Procédure devant la cour :
Par une requête, enregistrée le 9 avril 2024, et un mémoire, enregistré le 18 décembre 2024 n’ayant pas été communiqué, M. B…, représenté par Me Ruffel, demande à la cour :
1°) d’annuler le jugement du tribunal administratif de Montpellier du 26 septembre 2023 ;
2°) d’annuler l’arrête préfectoral du 3 mars 2023 ;
3°) d’enjoindre au préfet de l’Hérault, à titre principal, de lui délivrer un titre de séjour portant la mention « vie privée et familiale » sous astreinte de 100 euros par jour de retard à compter de la décision à intervenir ou, à titre subsidiaire, de réexaminer sa situation dans un délai de deux mois sous la même astreinte ;
4°) de mettre à la charge de l’État une somme de 2 000 euros sur le fondement de l’article L. 761-1 du code de justice administrative et de l’article 37 de la loi du 10 juillet 1991 relative à l’aide juridique.
Il soutient que :
- l’arrêté qui a été signé par une personne ne disposant pas d’une délégation de compétence régulière, est entaché d’un vice d’incompétence ;
- cet arrêté est insuffisamment motivé ;
- la décision portant refus de délivrance d’un titre de séjour méconnaît l’article L. 425-9 du code de l’entrée et du séjour des étrangers et du droit d’asile ; il ne pourra pas accéder au traitement approprié de ses pathologies dans son pays d’origine compte tenu de la pénurie du médicament traitant sa maladie et de l’impossibilité de bénéficier d’une opération pour la mise en place d’une prothèse de hanche du côté gauche ; il ne dispose pas des ressources suffisantes pour prendre en charge ses dépenses médicales ;
- cette décision et la décision portant obligation de quitter le territoire français sont entachées d’une erreur manifeste d’appréciation quant aux conséquences qu’elles emportent sur sa situation médicale et personnelle ;
- la décision portant obligation de quitter le territoire français méconnaît l’article
L. 611-3 du code de l’entrée et du séjour des étrangers et du droit d’asile.

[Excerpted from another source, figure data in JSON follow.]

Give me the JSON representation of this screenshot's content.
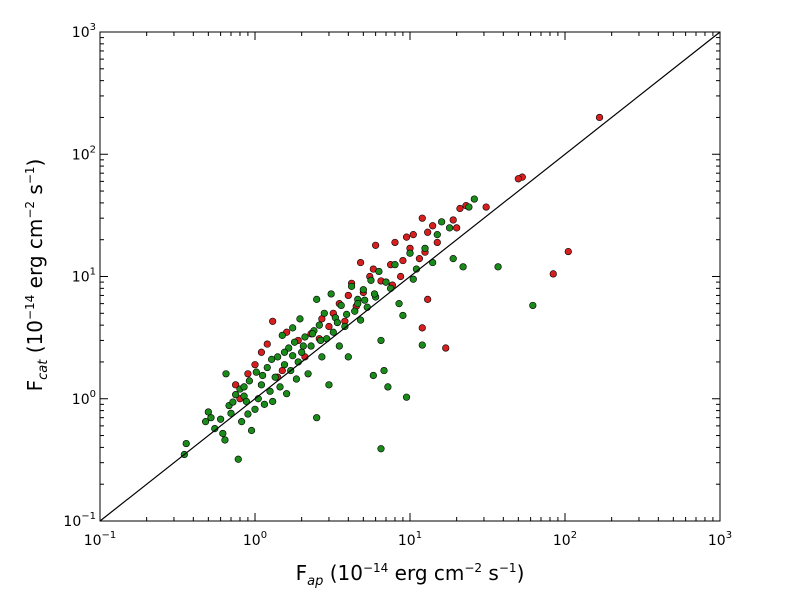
{
  "chart_data": {
    "type": "scatter",
    "title": "",
    "xscale": "log",
    "yscale": "log",
    "xlim": [
      0.1,
      1000
    ],
    "ylim": [
      0.1,
      1000
    ],
    "grid": false,
    "xlabel": {
      "main": "F",
      "sub": "ap",
      "rest1": " (10",
      "exp1": "−14",
      "rest2": " erg cm",
      "exp2": "−2",
      "rest3": " s",
      "exp3": "−1",
      "rest4": ")"
    },
    "ylabel": {
      "main": "F",
      "sub": "cat",
      "rest1": " (10",
      "exp1": "−14",
      "rest2": " erg cm",
      "exp2": "−2",
      "rest3": " s",
      "exp3": "−1",
      "rest4": ")"
    },
    "x_ticks": [
      {
        "value": 0.1,
        "base": "10",
        "exp": "−1"
      },
      {
        "value": 1,
        "base": "10",
        "exp": "0"
      },
      {
        "value": 10,
        "base": "10",
        "exp": "1"
      },
      {
        "value": 100,
        "base": "10",
        "exp": "2"
      },
      {
        "value": 1000,
        "base": "10",
        "exp": "3"
      }
    ],
    "y_ticks": [
      {
        "value": 0.1,
        "base": "10",
        "exp": "−1"
      },
      {
        "value": 1,
        "base": "10",
        "exp": "0"
      },
      {
        "value": 10,
        "base": "10",
        "exp": "1"
      },
      {
        "value": 100,
        "base": "10",
        "exp": "2"
      },
      {
        "value": 1000,
        "base": "10",
        "exp": "3"
      }
    ],
    "reference_line": {
      "type": "y=x",
      "color": "#000000"
    },
    "series": [
      {
        "color": "#d62020",
        "points": [
          [
            167,
            200
          ],
          [
            53,
            65
          ],
          [
            50,
            63
          ],
          [
            31,
            37
          ],
          [
            23,
            38
          ],
          [
            21,
            36
          ],
          [
            19,
            29
          ],
          [
            14,
            26
          ],
          [
            13,
            23
          ],
          [
            12,
            30
          ],
          [
            10.5,
            22
          ],
          [
            9.5,
            21
          ],
          [
            8,
            19
          ],
          [
            6,
            18
          ],
          [
            20,
            25
          ],
          [
            105,
            16
          ],
          [
            84,
            10.5
          ],
          [
            13,
            6.5
          ],
          [
            12,
            3.8
          ],
          [
            17,
            2.6
          ],
          [
            8.7,
            10
          ],
          [
            7.7,
            8.5
          ],
          [
            7,
            9
          ],
          [
            5.5,
            10
          ],
          [
            4.8,
            13
          ],
          [
            4.2,
            8.8
          ],
          [
            4,
            7
          ],
          [
            3.5,
            6
          ],
          [
            3.2,
            5
          ],
          [
            2.7,
            4.5
          ],
          [
            2.3,
            3.4
          ],
          [
            1.9,
            3
          ],
          [
            1.6,
            3.5
          ],
          [
            1.3,
            4.3
          ],
          [
            1.2,
            2.8
          ],
          [
            1.1,
            2.4
          ],
          [
            1.0,
            1.9
          ],
          [
            0.9,
            1.6
          ],
          [
            0.75,
            1.3
          ],
          [
            1.5,
            1.7
          ],
          [
            6.5,
            9.2
          ],
          [
            5.0,
            7.4
          ],
          [
            4.5,
            5.7
          ],
          [
            3.8,
            4.3
          ],
          [
            3.0,
            3.9
          ],
          [
            2.6,
            3.1
          ],
          [
            9.0,
            13.5
          ],
          [
            10,
            17
          ],
          [
            11.5,
            14
          ],
          [
            7.5,
            12.5
          ],
          [
            5.8,
            11.5
          ],
          [
            2.1,
            2.2
          ],
          [
            1.4,
            1.5
          ],
          [
            0.8,
            1.0
          ],
          [
            12.5,
            15.8
          ],
          [
            15,
            19
          ]
        ]
      },
      {
        "color": "#1a8a1a",
        "points": [
          [
            0.35,
            0.35
          ],
          [
            0.36,
            0.43
          ],
          [
            0.48,
            0.65
          ],
          [
            0.5,
            0.78
          ],
          [
            0.52,
            0.7
          ],
          [
            0.55,
            0.57
          ],
          [
            0.6,
            0.68
          ],
          [
            0.62,
            0.52
          ],
          [
            0.64,
            0.46
          ],
          [
            0.65,
            1.6
          ],
          [
            0.68,
            0.88
          ],
          [
            0.7,
            0.76
          ],
          [
            0.72,
            0.94
          ],
          [
            0.75,
            1.08
          ],
          [
            0.78,
            0.32
          ],
          [
            0.8,
            1.2
          ],
          [
            0.82,
            0.65
          ],
          [
            0.85,
            1.05
          ],
          [
            0.88,
            0.95
          ],
          [
            0.9,
            0.75
          ],
          [
            0.92,
            1.4
          ],
          [
            0.95,
            0.55
          ],
          [
            1.0,
            0.82
          ],
          [
            1.02,
            1.65
          ],
          [
            1.05,
            1.0
          ],
          [
            1.1,
            1.3
          ],
          [
            1.15,
            0.9
          ],
          [
            1.2,
            1.8
          ],
          [
            1.25,
            1.15
          ],
          [
            1.3,
            0.95
          ],
          [
            1.35,
            1.5
          ],
          [
            1.4,
            2.2
          ],
          [
            1.45,
            1.25
          ],
          [
            1.5,
            3.3
          ],
          [
            1.55,
            1.9
          ],
          [
            1.6,
            1.1
          ],
          [
            1.65,
            2.6
          ],
          [
            1.7,
            1.7
          ],
          [
            1.75,
            3.8
          ],
          [
            1.8,
            2.9
          ],
          [
            1.85,
            1.45
          ],
          [
            1.9,
            2.0
          ],
          [
            1.95,
            4.5
          ],
          [
            2.0,
            2.4
          ],
          [
            2.1,
            3.2
          ],
          [
            2.2,
            1.6
          ],
          [
            2.3,
            2.7
          ],
          [
            2.4,
            3.6
          ],
          [
            2.5,
            0.7
          ],
          [
            2.5,
            6.5
          ],
          [
            2.6,
            4.0
          ],
          [
            2.7,
            2.2
          ],
          [
            2.8,
            5.0
          ],
          [
            2.9,
            3.1
          ],
          [
            3.0,
            1.3
          ],
          [
            3.1,
            7.2
          ],
          [
            3.2,
            3.5
          ],
          [
            3.3,
            4.6
          ],
          [
            3.5,
            2.7
          ],
          [
            3.6,
            5.8
          ],
          [
            3.8,
            3.9
          ],
          [
            4.0,
            2.2
          ],
          [
            4.2,
            8.3
          ],
          [
            4.4,
            5.2
          ],
          [
            4.6,
            6.5
          ],
          [
            4.8,
            4.4
          ],
          [
            5.0,
            7.8
          ],
          [
            5.3,
            5.6
          ],
          [
            5.6,
            9.3
          ],
          [
            5.8,
            1.55
          ],
          [
            6.0,
            6.8
          ],
          [
            6.3,
            11
          ],
          [
            6.5,
            0.39
          ],
          [
            6.5,
            3.0
          ],
          [
            6.8,
            1.7
          ],
          [
            7.2,
            1.25
          ],
          [
            7.5,
            8.0
          ],
          [
            8.0,
            12.5
          ],
          [
            8.5,
            6.0
          ],
          [
            9.0,
            4.8
          ],
          [
            9.5,
            1.03
          ],
          [
            10,
            15.5
          ],
          [
            10.5,
            9.5
          ],
          [
            11,
            11.5
          ],
          [
            12,
            2.75
          ],
          [
            12.5,
            17
          ],
          [
            14,
            13
          ],
          [
            15,
            22
          ],
          [
            16,
            28
          ],
          [
            18,
            25
          ],
          [
            19,
            14
          ],
          [
            22,
            12
          ],
          [
            24,
            37
          ],
          [
            26,
            43
          ],
          [
            37,
            12
          ],
          [
            62,
            5.8
          ],
          [
            0.85,
            1.25
          ],
          [
            1.12,
            1.55
          ],
          [
            1.28,
            2.1
          ],
          [
            1.55,
            2.4
          ],
          [
            1.75,
            2.25
          ],
          [
            2.05,
            2.7
          ],
          [
            2.35,
            3.4
          ],
          [
            2.65,
            3.0
          ],
          [
            3.4,
            4.2
          ],
          [
            3.9,
            4.9
          ],
          [
            4.6,
            6.0
          ],
          [
            5.1,
            6.4
          ],
          [
            5.9,
            7.2
          ],
          [
            7.0,
            9.0
          ]
        ]
      }
    ]
  }
}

Par un mémoire en défense, enregistré le 18 novembre 2024, le préfet de l’Hérault conclut au rejet de la requête.
Il soutient que les moyens de la requête ne sont pas fondés.
Par une ordonnance du 6 décembre 2024, la clôture de l’instruction a été fixée au
18 décembre 2024 à 12 heures.
Par une décision du 15 mars 2024, le bureau d’aide juridictionnelle auprès du tribunal judiciaire de Toulouse a accordé l’aide juridictionnelle totale à M. B….
Vu les autres pièces du dossier.
Vu :
- le code de l’entrée et du séjour des étrangers et du droit d’asile ;
- la loi n° 91-647 du 10 juillet 1991 modifiée relative à l’aide juridique ;
- le code de justice administrative.
Le président de la formation de jugement a dispensé le rapporteur public, sur sa proposition, de prononcer des conclusions à l’audience.
Les parties ont été régulièrement averties du jour de l’audience.
A été entendu au cours de l’audience publique le rapport de Mme Beltrami.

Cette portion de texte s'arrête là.